1. Historia y Curiosidades

Tesoro Ibérico: Abengibre es mundialmente conocido en el ámbito de la arqueología por el Tesoro de Abengibre, un conjunto de vajilla de plata íbera (platos y cuencos) con inscripciones que datan del siglo III a.C. Actualmente, estas piezas se encuentran en el Museo Arqueológico Nacional en Madrid.

Origen del nombre: Su nombre proviene del árabe Aben-Xibre, que hace referencia a la presencia musulmana en la zona durante la Edad Media.

Tradición de los “Alardes”: Es muy conocida su danza tradicional en honor a San Miguel Arcángel, donde se mezclan elementos religiosos y guerreros (moros y cristianos).

2. Qué visitar (Imprescindibles)

Iglesia de San Miguel Arcángel: Un edificio sólido del siglo XVIII con una estética típicamente manchega.

Paraje de “El Valle”: Un entorno natural precioso donde el paisaje se vuelve más abrupto, ideal para hacer senderismo y disfrutar de la flora local.

Casas Cueva: Al igual que en otros pueblos de la zona, existen construcciones excavadas en la roca que antiguamente servían como vivienda o bodega.

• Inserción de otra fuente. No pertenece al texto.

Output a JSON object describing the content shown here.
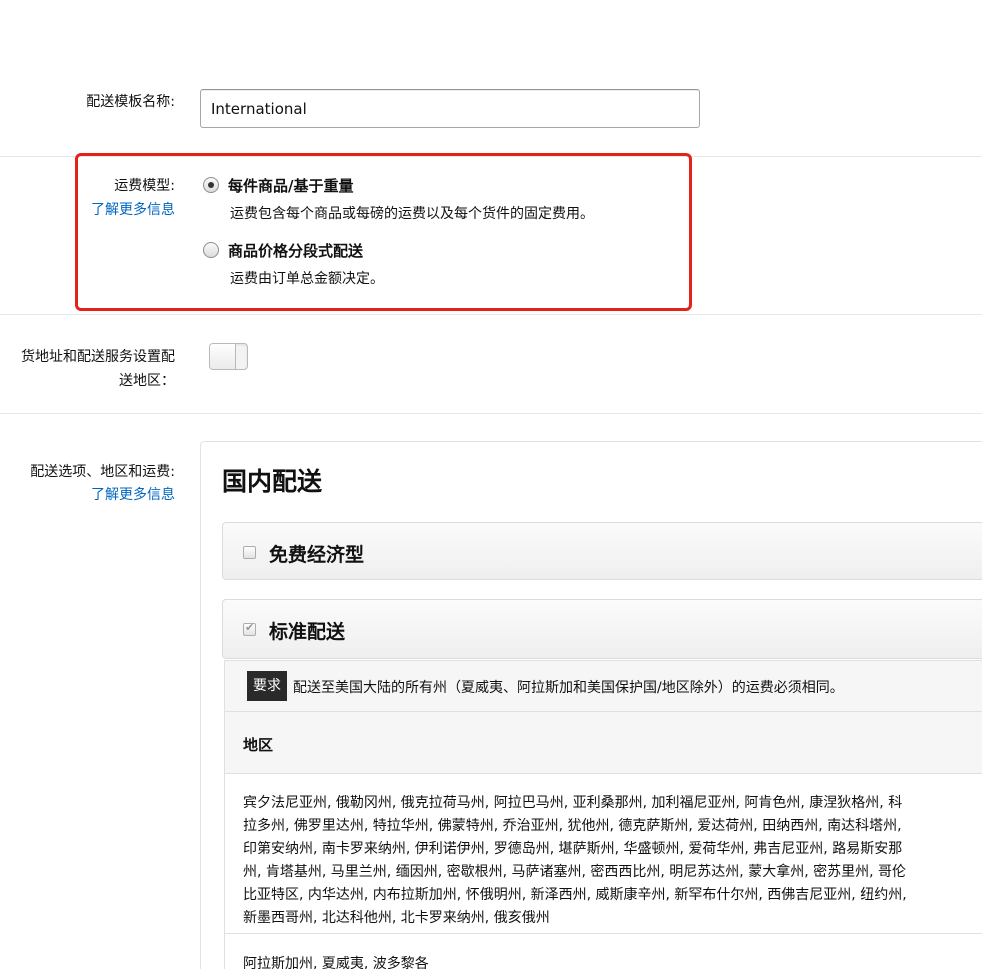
{
  "template_name": {
    "label": "配送模板名称:",
    "value": "International"
  },
  "shipping_model": {
    "label": "运费模型:",
    "learn_more": "了解更多信息",
    "options": [
      {
        "title": "每件商品/基于重量",
        "description": "运费包含每个商品或每磅的运费以及每个货件的固定费用。",
        "selected": true
      },
      {
        "title": "商品价格分段式配送",
        "description": "运费由订单总金额决定。",
        "selected": false
      }
    ],
    "highlight_color": "#e3231b"
  },
  "ship_from": {
    "label_line1": "货地址和配送服务设置配",
    "label_line2": "送地区：",
    "enabled": false
  },
  "shipping_options": {
    "label": "配送选项、地区和运费:",
    "learn_more": "了解更多信息",
    "panel_title": "国内配送",
    "methods": [
      {
        "title": "免费经济型",
        "checked": false
      },
      {
        "title": "标准配送",
        "checked": true
      }
    ],
    "requirement_badge": "要求",
    "requirement_text": "配送至美国大陆的所有州（夏威夷、阿拉斯加和美国保护国/地区除外）的运费必须相同。",
    "region_header": "地区",
    "regions_lines": [
      "宾夕法尼亚州, 俄勒冈州, 俄克拉荷马州, 阿拉巴马州, 亚利桑那州, 加利福尼亚州, 阿肯色州, 康涅狄格州, 科",
      "拉多州, 佛罗里达州, 特拉华州, 佛蒙特州, 乔治亚州, 犹他州, 德克萨斯州, 爱达荷州, 田纳西州, 南达科塔州,",
      "印第安纳州, 南卡罗来纳州, 伊利诺伊州, 罗德岛州, 堪萨斯州, 华盛顿州, 爱荷华州, 弗吉尼亚州, 路易斯安那",
      "州, 肯塔基州, 马里兰州, 缅因州, 密歇根州, 马萨诸塞州, 密西西比州, 明尼苏达州, 蒙大拿州, 密苏里州, 哥伦",
      "比亚特区, 内华达州, 内布拉斯加州, 怀俄明州, 新泽西州, 威斯康辛州, 新罕布什尔州, 西佛吉尼亚州, 纽约州,",
      "新墨西哥州, 北达科他州, 北卡罗来纳州, 俄亥俄州"
    ],
    "second_region": "阿拉斯加州, 夏威夷, 波多黎各"
  },
  "colors": {
    "link": "#0066c0",
    "badge_bg": "#2a2a2a"
  }
}
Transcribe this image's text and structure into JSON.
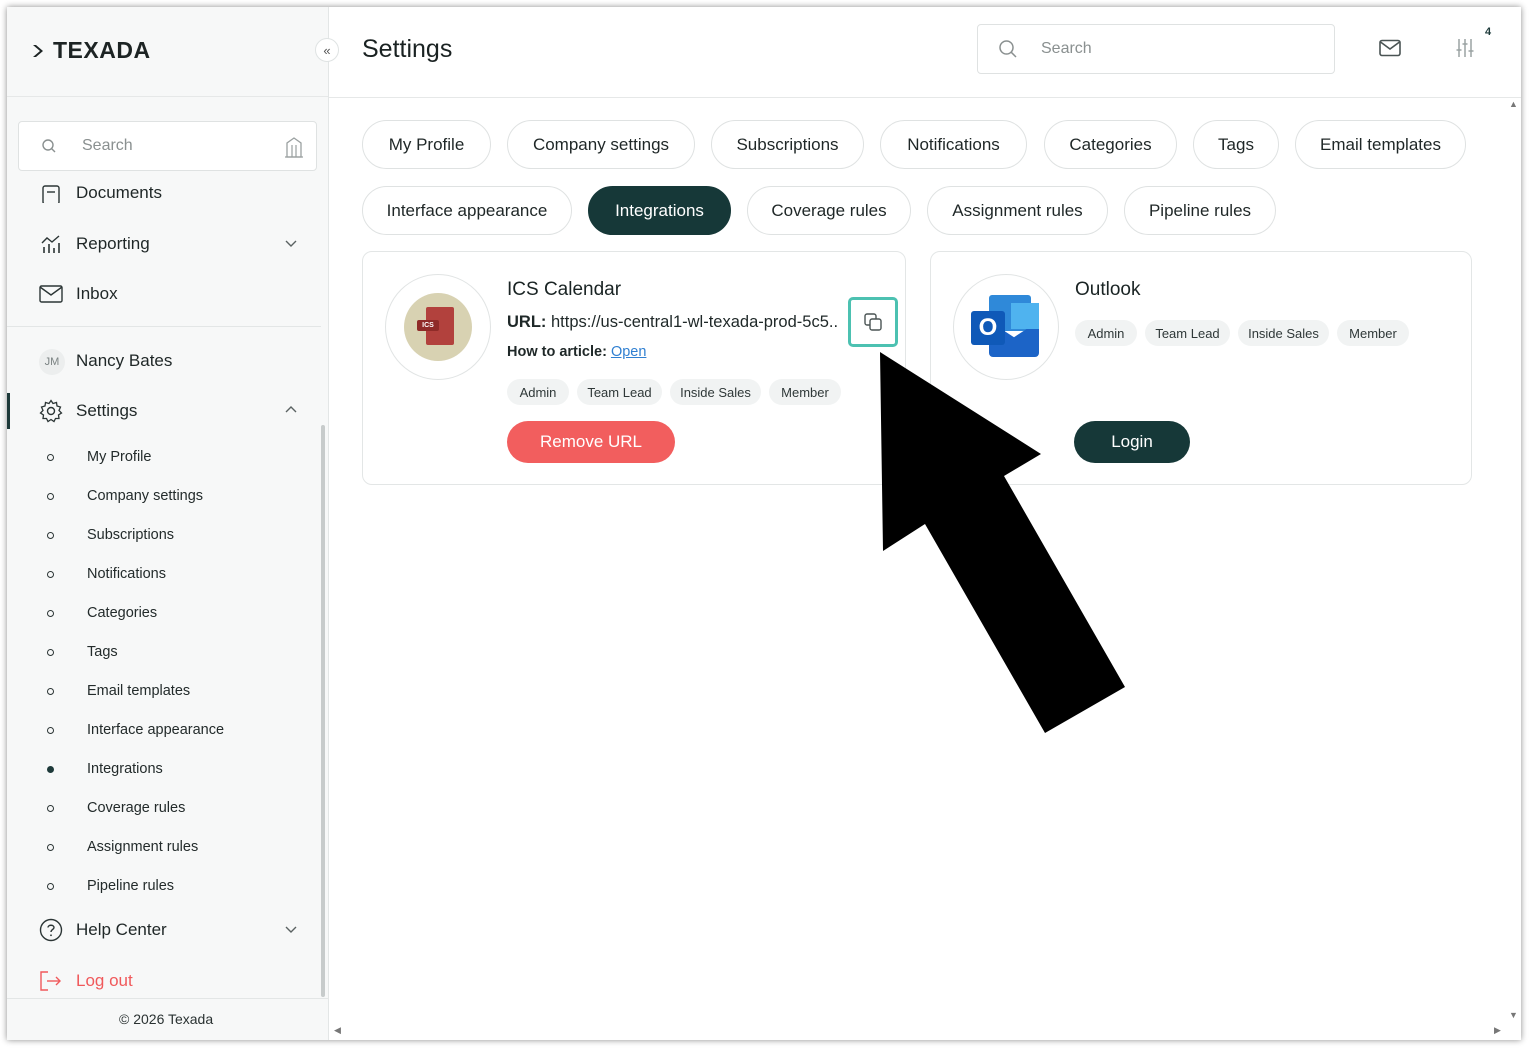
{
  "brand": {
    "name": "TEXADA"
  },
  "sidebar": {
    "search_placeholder": "Search",
    "items": {
      "documents": "Documents",
      "reporting": "Reporting",
      "inbox": "Inbox",
      "user_initials": "JM",
      "user_name": "Nancy Bates",
      "settings": "Settings",
      "help": "Help Center",
      "logout": "Log out"
    },
    "settings_sub": [
      "My Profile",
      "Company settings",
      "Subscriptions",
      "Notifications",
      "Categories",
      "Tags",
      "Email templates",
      "Interface appearance",
      "Integrations",
      "Coverage rules",
      "Assignment rules",
      "Pipeline rules"
    ],
    "footer": "© 2026 Texada"
  },
  "header": {
    "title": "Settings",
    "search_placeholder": "Search",
    "notification_count": "4"
  },
  "tabs": [
    "My Profile",
    "Company settings",
    "Subscriptions",
    "Notifications",
    "Categories",
    "Tags",
    "Email templates",
    "Interface appearance",
    "Integrations",
    "Coverage rules",
    "Assignment rules",
    "Pipeline rules"
  ],
  "active_tab": "Integrations",
  "integrations": {
    "ics": {
      "title": "ICS Calendar",
      "icon_text": "ICS",
      "url_label": "URL:",
      "url_value": "https://us-central1-wl-texada-prod-5c5..",
      "how_label": "How to article:",
      "how_link": "Open",
      "roles": [
        "Admin",
        "Team Lead",
        "Inside Sales",
        "Member"
      ],
      "remove_label": "Remove URL"
    },
    "outlook": {
      "title": "Outlook",
      "icon_letter": "O",
      "roles": [
        "Admin",
        "Team Lead",
        "Inside Sales",
        "Member"
      ],
      "login_label": "Login"
    }
  },
  "colors": {
    "primary": "#163838",
    "danger": "#f25e5e",
    "highlight": "#4cc1b1",
    "link": "#2f7fd1"
  }
}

Monumento al Tesoro de Abengibre: Una réplica o monumento que recuerda el hallazgo de la vajilla íbera en el cerro de “El Cuco”.

3. Gastronomía

La cocina albaceteña es pura tradición pastoril:

Gazpachos Manchegos: Un guiso de caza (conejo, perdiz) que se sirve sobre tortas cenceñas. No tiene nada que ver con el gazpacho andaluz.

Atascaburras: Un puré de patatas, bacalao, ajo y nueces, típico de los días de frío o nieve.

Pan de aceite: Muy típico de la zona de la Manchuela.